Scripture (Isaiah 65:11) recounts that during the Babylonian captivity of Israel some Israelites succumbed to the influence of their captors and worshiped heathen gods of "chance" or "luck." In their idolatry they denied the providence of God, trusting in luck rather than the living, sovereign Lord of the universe. Verses 12-16 shows God does not accept such activity.

Scripture further condemns the practice of gambling by showing it to be inconsistent with its teaching on work, stewardship, and love of one’s neighbor. Gambling avoids honest labor in an effort to "get something for nothing" or to "get rich quick." Thus, it violates the scriptural principle that teaches man must work for his sustenance. (See Proverbs 12:11; 28:19,20; 2 Thessalonians 3:10.) The Christian should recognize all that one possesses belongs to God (Psalms 24:1).

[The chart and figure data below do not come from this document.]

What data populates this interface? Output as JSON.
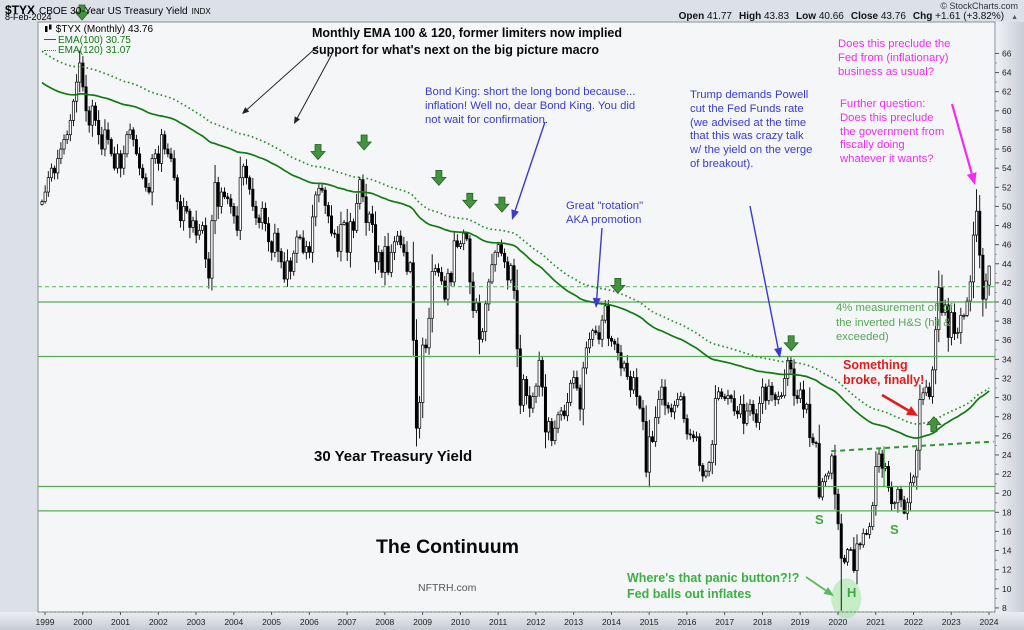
{
  "header": {
    "symbol": "$TYX",
    "name": "CBOE 30-Year US Treasury Yield",
    "exchange": "INDX",
    "date": "8-Feb-2024",
    "copyright": "© StockCharts.com",
    "quote": {
      "open_label": "Open",
      "open": "41.77",
      "high_label": "High",
      "high": "43.83",
      "low_label": "Low",
      "low": "40.66",
      "close_label": "Close",
      "close": "43.76",
      "chg_label": "Chg",
      "chg": "+1.61 (+3.82%)",
      "direction_glyph": "▲"
    }
  },
  "legend": {
    "main": "$TYX (Monthly) 43.76",
    "ema100": "EMA(100) 30.75",
    "ema120": "EMA(120) 31.07"
  },
  "annotations": {
    "ema_note": "Monthly EMA 100 & 120, former limiters now implied\nsupport for what's next on the big picture macro",
    "bond_king": "Bond King: short the long bond because...\ninflation! Well no, dear Bond King. You did\nnot wait for confirmation.",
    "trump": "Trump demands Powell\ncut the Fed Funds rate\n(we advised at the time\nthat this was crazy talk\nw/ the yield on the verge\nof breakout).",
    "rotation": "Great \"rotation\"\nAKA promotion",
    "fed_preclude": "Does this preclude the\nFed from (inflationary)\nbusiness as usual?",
    "further_question": "Further question:\nDoes this preclude\nthe government from\nfiscally doing\nwhatever it wants?",
    "pct4": "4% measurement off of\nthe inverted H&S (hit &\nexceeded)",
    "broke": "Something\nbroke, finally!",
    "panic": "Where's that panic button?!?\nFed balls out inflates"
  },
  "chart_labels": {
    "series_label": "30 Year Treasury Yield",
    "continuum": "The Continuum",
    "watermark": "NFTRH.com",
    "s1": "S",
    "s2": "S",
    "h": "H"
  },
  "chart_data": {
    "type": "candlestick",
    "title": "$TYX CBOE 30-Year US Treasury Yield (Monthly)",
    "x_start": "1999-01",
    "x_axis_years": [
      1999,
      2000,
      2001,
      2002,
      2003,
      2004,
      2005,
      2006,
      2007,
      2008,
      2009,
      2010,
      2011,
      2012,
      2013,
      2014,
      2015,
      2016,
      2017,
      2018,
      2019,
      2020,
      2021,
      2022,
      2023,
      2024
    ],
    "y_axis": {
      "min": 8,
      "max": 66,
      "step": 2
    },
    "monthly_closes": [
      [
        50.5,
        51.5,
        53,
        54,
        53.5,
        55,
        56,
        57,
        57.5,
        59,
        61,
        63
      ],
      [
        65,
        62.5,
        60,
        58.5,
        60.5,
        59,
        57.5,
        56,
        58,
        57,
        55.5,
        54
      ],
      [
        55.5,
        54,
        55.5,
        57.5,
        58,
        57,
        55.5,
        54,
        53,
        52,
        51.5,
        55
      ],
      [
        55.5,
        54.5,
        57.5,
        56,
        55.5,
        55,
        53,
        50.5,
        48.5,
        50,
        49.5,
        47.8
      ],
      [
        48.5,
        47,
        47.5,
        48,
        44.5,
        42.5,
        48.5,
        52.5,
        50,
        51.5,
        51,
        50.8
      ],
      [
        50,
        49,
        47.5,
        53,
        54.2,
        53,
        51.8,
        50,
        48.8,
        48.3,
        49.8,
        48.2
      ],
      [
        46.3,
        45.2,
        47.2,
        45.3,
        44.2,
        42.4,
        44.3,
        43.2,
        45.1,
        46.8,
        46.7,
        45.2
      ],
      [
        45.8,
        45.2,
        48.9,
        51.2,
        51.9,
        51.7,
        50.1,
        49,
        47.2,
        47.1,
        45.3,
        48.1
      ],
      [
        48.3,
        45.2,
        48.4,
        47.5,
        50.3,
        52.8,
        51,
        48.3,
        49.2,
        48.1,
        44.2,
        45.2
      ],
      [
        43.1,
        45.8,
        43.1,
        45.2,
        46.3,
        46.9,
        46,
        45.2,
        43.2,
        44.1,
        36,
        26.8
      ],
      [
        29.5,
        35.5,
        35.2,
        38.3,
        43.2,
        43.5,
        43.1,
        42.2,
        40.3,
        43,
        42.1,
        46.4
      ],
      [
        45.8,
        46.1,
        47.2,
        46.6,
        42.1,
        39.1,
        39.9,
        36.1,
        36.9,
        39.8,
        42.1,
        43.9
      ],
      [
        45.2,
        46,
        45.1,
        44.2,
        42.3,
        43.8,
        41.2,
        35.1,
        29.2,
        31.9,
        30.2,
        28.9
      ],
      [
        30.1,
        31.2,
        33.9,
        31.1,
        26.4,
        27.5,
        25.5,
        26.8,
        28.2,
        28.6,
        28.1,
        29.5
      ],
      [
        31.5,
        32.1,
        31,
        28.8,
        33.1,
        35.2,
        36.1,
        37,
        36.8,
        36.1,
        38.1,
        39.6
      ],
      [
        36.2,
        35.9,
        35.6,
        34.7,
        33.1,
        33.6,
        32.2,
        30.8,
        32.1,
        30.1,
        28.9,
        27.5
      ],
      [
        22.2,
        25.9,
        25.4,
        27.9,
        29.8,
        31.1,
        29.2,
        28.9,
        28.5,
        29.2,
        29.8,
        30.1
      ],
      [
        27.8,
        26.2,
        26.1,
        25.8,
        25.9,
        22.9,
        21.8,
        22.3,
        23.2,
        25.1,
        29.9,
        30.6
      ],
      [
        30.1,
        29.9,
        30.2,
        29.9,
        28.6,
        28.3,
        29.3,
        27.3,
        28.6,
        29.3,
        28.3,
        27.4
      ],
      [
        29.4,
        31.1,
        29.7,
        31.2,
        30.3,
        29.8,
        30.1,
        30.2,
        32,
        33.9,
        33,
        30.2
      ],
      [
        29.9,
        30.8,
        28.8,
        29.3,
        25.8,
        25.3,
        25.2,
        19.6,
        21.2,
        21.8,
        22.1,
        23.9
      ],
      [
        19.9,
        16.8,
        13.2,
        12.8,
        14.1,
        14.1,
        11.9,
        14.7,
        14.6,
        15.8,
        15.7,
        16.5
      ],
      [
        18.7,
        22.8,
        24.1,
        22.6,
        22.8,
        20.6,
        18.9,
        19,
        20.4,
        19.3,
        17.9,
        19
      ],
      [
        21.1,
        21.7,
        24.5,
        29.8,
        30.5,
        31.1,
        30.1,
        32.9,
        37.1,
        41.5,
        38.9,
        39.7
      ],
      [
        36.3,
        38.9,
        36.7,
        36.8,
        38.6,
        38.6,
        40.1,
        42.1,
        47,
        49.5,
        44.9,
        40.3
      ],
      [
        42.2,
        43.76
      ]
    ],
    "overrides": [
      {
        "i": 12,
        "high": 66.3
      },
      {
        "i": 53,
        "low": 41.4
      },
      {
        "i": 119,
        "low": 24.9
      },
      {
        "i": 210,
        "low": 21.2
      },
      {
        "i": 247,
        "low": 19.4
      },
      {
        "i": 254,
        "low": 7.7
      },
      {
        "i": 274,
        "low": 17.8
      },
      {
        "i": 297,
        "high": 51.8
      },
      {
        "i": 301,
        "open": 41.77,
        "high": 43.83,
        "low": 40.66,
        "close": 43.76
      }
    ],
    "emas": [
      {
        "period": 100,
        "seed": 63.2,
        "style": "solid",
        "color": "#117a11",
        "label_value": 30.75
      },
      {
        "period": 120,
        "seed": 66.5,
        "style": "dotted",
        "color": "#2b8f2b",
        "label_value": 31.07
      }
    ],
    "levels": [
      {
        "value": 41.6,
        "style": "dashed"
      },
      {
        "value": 40.0,
        "style": "solid"
      },
      {
        "value": 34.3,
        "style": "solid"
      },
      {
        "value": 20.7,
        "style": "solid"
      },
      {
        "value": 18.15,
        "style": "solid"
      }
    ],
    "neckline": {
      "from": [
        2019.9,
        24.4
      ],
      "to": [
        2024.2,
        25.4
      ]
    },
    "measure_line": {
      "year": 2021.3,
      "v1": 20.7,
      "v2": 24.9
    },
    "head_ellipse": {
      "year": 2020.3,
      "value": 9.0
    },
    "markers": [
      {
        "dir": "down",
        "year": 2000.06,
        "value": 69.5
      },
      {
        "dir": "down",
        "year": 2006.31,
        "value": 54.9
      },
      {
        "dir": "down",
        "year": 2007.53,
        "value": 55.9
      },
      {
        "dir": "down",
        "year": 2009.51,
        "value": 52.2
      },
      {
        "dir": "down",
        "year": 2010.33,
        "value": 49.8
      },
      {
        "dir": "down",
        "year": 2011.18,
        "value": 49.4
      },
      {
        "dir": "down",
        "year": 2014.25,
        "value": 40.9
      },
      {
        "dir": "down",
        "year": 2018.84,
        "value": 34.9
      },
      {
        "dir": "up",
        "year": 2022.62,
        "value": 28.0
      }
    ]
  }
}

In the Parable of Talents (Matthew 25:14-30) Jesus teaches that a person’s resources are given as a trust to be used wisely. No candid appraisal of gambling can endorse it as such. Finally, Jesus taught that love is what earmarks the Christian as His disciple (John 13:35). No Christian who seeks to love his neighbor as himself (Matthew 22:39) can justify profiting from greed and addiction that motivates so much of gambling.

CONCERNS:

In today’s culture so much of society’s ethics are determined by an appeal to what works, rather than biblical authority. Sadly, some in the church use this same rationale to make allowance in their personal lives for playing the lottery and involvement in other forms of gambling.

An argument of many gambling proponents is that gambling remains healthy and acceptable when done on a recreational basis. They rationalize gambling is not inappropriate or immoral when one uses small amounts of personal funds normally spent on other forms of entertainment. These same proponents commonly defend their actions by rationalizing "when gambling they expect to lose." But at what cost does winning come? When one wins, who loses? In winning, what happens to the recreational gambler’s work ethic? When temptation to increase the stakes lures people to big losses and financial ruin, who pays the tab?

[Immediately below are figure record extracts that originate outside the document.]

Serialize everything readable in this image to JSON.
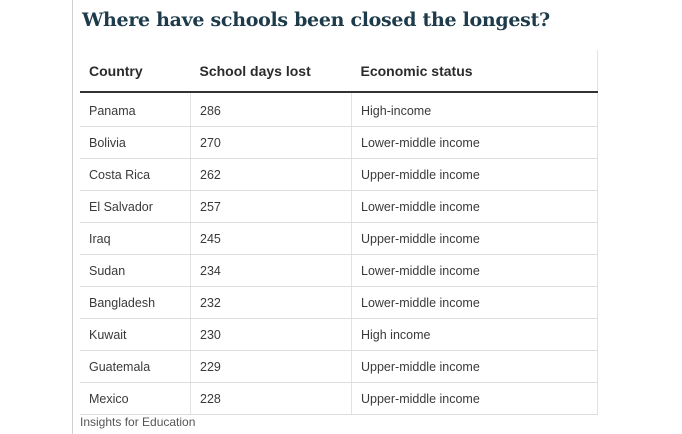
{
  "chart_data": {
    "type": "table",
    "title": "Where have schools been closed the longest?",
    "columns": [
      "Country",
      "School days lost",
      "Economic status"
    ],
    "rows": [
      [
        "Panama",
        "286",
        "High-income"
      ],
      [
        "Bolivia",
        "270",
        "Lower-middle income"
      ],
      [
        "Costa Rica",
        "262",
        "Upper-middle income"
      ],
      [
        "El Salvador",
        "257",
        "Lower-middle income"
      ],
      [
        "Iraq",
        "245",
        "Upper-middle income"
      ],
      [
        "Sudan",
        "234",
        "Lower-middle income"
      ],
      [
        "Bangladesh",
        "232",
        "Lower-middle income"
      ],
      [
        "Kuwait",
        "230",
        "High income"
      ],
      [
        "Guatemala",
        "229",
        "Upper-middle income"
      ],
      [
        "Mexico",
        "228",
        "Upper-middle income"
      ]
    ],
    "source": "Insights for Education"
  },
  "colors": {
    "title": "#1d3b4a",
    "header_rule": "#333333",
    "row_rule": "#dcdcdc"
  }
}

The truth is winning often entices individuals to further involvement and in some extreme cases complete debilitating addiction. This addiction has brought financial ruin and brokeness to literally thousands of individuals, careers, and families.

Another rationale used to justify gambling is that portions of the revenues are used for good and charitable causes. For example, in some states like Missouri, state-sponsored gambling was approved by voters under the stipulation that portions of the gambling revenues be used to support and improve the state’s public education programs. Proponents of gambling use this rationale saying it cuts the amount of taxes citizens have to pay. Unfortunately this line of reasoning has often silenced Christians who, while not participating themselves in games of chance, will not protest its practice. This is essentially a selfish posture; one that ignores our responsibility to be salt and light in this world and to love our neighbor.

In similar fashion, some professing Christians use the same good will rationale, suggesting that one can tithe on all winnings. But a question persists: can sin and evil ever produce good? Can darkness ever produce light? The Bibles says no. "What fellowship can light have with darkness?" (2 Corinthians 6:14). James 3:12-16 also applies: "My brothers, can a fig tree bear olives, or a grapevine bear figs? Neither can a salt spring produce fresh water. Who is wise and understanding among you? Let him show it by his good life, by deeds done in humility that comes from wisdom. But if you harbor bitter envy and selfish ambition in your hearts, do not boast about it or deny the truth. Such ‘wisdom’ does not come down from heaven but is earthly, unspiritual, of the devil. For where you have envy and selfish ambition, there you find disorder and every evil practice."

The above statement is based upon our common understanding of scriptural teaching. The official delineation of this position is found int he Assemblies of God position paper, "A Biblical Perspective on Gambling," 1983.

All Scripture quotations are from the New International Version (NIV) unless otherwise specified.